The Government of Nigeria and a coalition of global shipping stakeholders have launched a new strategy to end piracy, armed robbery, and kidnapping in the Gulf of Guinea (GoG). The strategy establishes a mechanism to periodically assess the effectiveness of country-piracy initiatives and commitments in the GoG.
Targeted at all stakeholders operating in the region, the strategy will identify areas of improvement and reinforcement in order to eliminate piracy.
The plan is split into two mutually supportive sections:
- actions which can be overseen by the Nigerian Industry Working Group (NIWG), and
- actions which require engagement with other regional and international partners.
The strategic ambition of the coalition is to eliminate piracy in the GoG, to secure trade routes, reassure traversing crews, and support local communities.

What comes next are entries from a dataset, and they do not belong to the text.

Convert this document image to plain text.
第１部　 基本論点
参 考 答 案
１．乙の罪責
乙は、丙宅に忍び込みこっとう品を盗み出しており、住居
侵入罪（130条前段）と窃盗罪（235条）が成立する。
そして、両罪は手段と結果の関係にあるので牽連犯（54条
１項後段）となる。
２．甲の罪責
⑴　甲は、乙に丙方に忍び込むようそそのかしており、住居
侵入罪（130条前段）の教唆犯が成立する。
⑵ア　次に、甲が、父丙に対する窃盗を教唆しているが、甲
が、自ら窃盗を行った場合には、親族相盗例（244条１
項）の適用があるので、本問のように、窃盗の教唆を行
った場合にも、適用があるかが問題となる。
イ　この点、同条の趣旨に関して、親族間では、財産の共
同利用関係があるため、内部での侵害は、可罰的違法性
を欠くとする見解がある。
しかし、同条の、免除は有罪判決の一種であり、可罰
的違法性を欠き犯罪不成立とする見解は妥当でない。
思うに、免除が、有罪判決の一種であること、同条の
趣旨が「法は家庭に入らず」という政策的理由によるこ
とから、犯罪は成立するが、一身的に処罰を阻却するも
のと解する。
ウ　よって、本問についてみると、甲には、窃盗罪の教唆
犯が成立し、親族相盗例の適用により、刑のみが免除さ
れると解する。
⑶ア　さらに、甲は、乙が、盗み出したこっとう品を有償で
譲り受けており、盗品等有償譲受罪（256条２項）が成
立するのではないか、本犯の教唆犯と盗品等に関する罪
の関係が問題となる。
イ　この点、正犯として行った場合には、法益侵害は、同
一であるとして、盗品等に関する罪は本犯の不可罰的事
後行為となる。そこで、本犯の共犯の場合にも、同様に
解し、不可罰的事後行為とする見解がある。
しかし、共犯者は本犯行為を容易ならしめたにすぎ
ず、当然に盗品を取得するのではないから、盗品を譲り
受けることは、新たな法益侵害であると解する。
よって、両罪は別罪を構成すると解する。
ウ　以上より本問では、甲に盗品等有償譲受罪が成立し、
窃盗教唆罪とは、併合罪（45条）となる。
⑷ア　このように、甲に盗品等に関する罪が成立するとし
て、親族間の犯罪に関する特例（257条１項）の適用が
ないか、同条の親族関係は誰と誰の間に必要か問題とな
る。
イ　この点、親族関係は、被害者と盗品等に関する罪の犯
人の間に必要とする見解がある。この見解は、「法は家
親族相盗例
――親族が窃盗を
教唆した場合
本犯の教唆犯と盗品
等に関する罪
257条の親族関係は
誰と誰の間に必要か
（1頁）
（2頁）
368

In May, the UN Security Council condemned the GoG as the world’s piracy hotspot. Despite the International Maritime Bureau’s Piracy Reporting Center tracking an overall drop in global piracy during 2021, threat levels in the region remain high.
Piracy activity in the GoG has posed a severe threat to seafarers and local communities for over a decade. In 2020, forty per cent of piracy attacks, and 95 per cent of crew kidnappings occurred in the region. However, attacks decreased by nearly sixty per cent in 2021, following the establishment of Deep Blue, the Nigerian Navy and Nigerian Maritime Safety Agency (NIMASA) anti-piracy project, and increased international counter-piracy operations in the GoG.
The newly launched strategy was developed by the International Chamber of Shipping (ICS), BIMCO, Intertanko, Intercargo, Oil Companies International Marine Forum (OCIMF), and representatives of the Nigerian Navy and NIMASA, together making up the NIWG.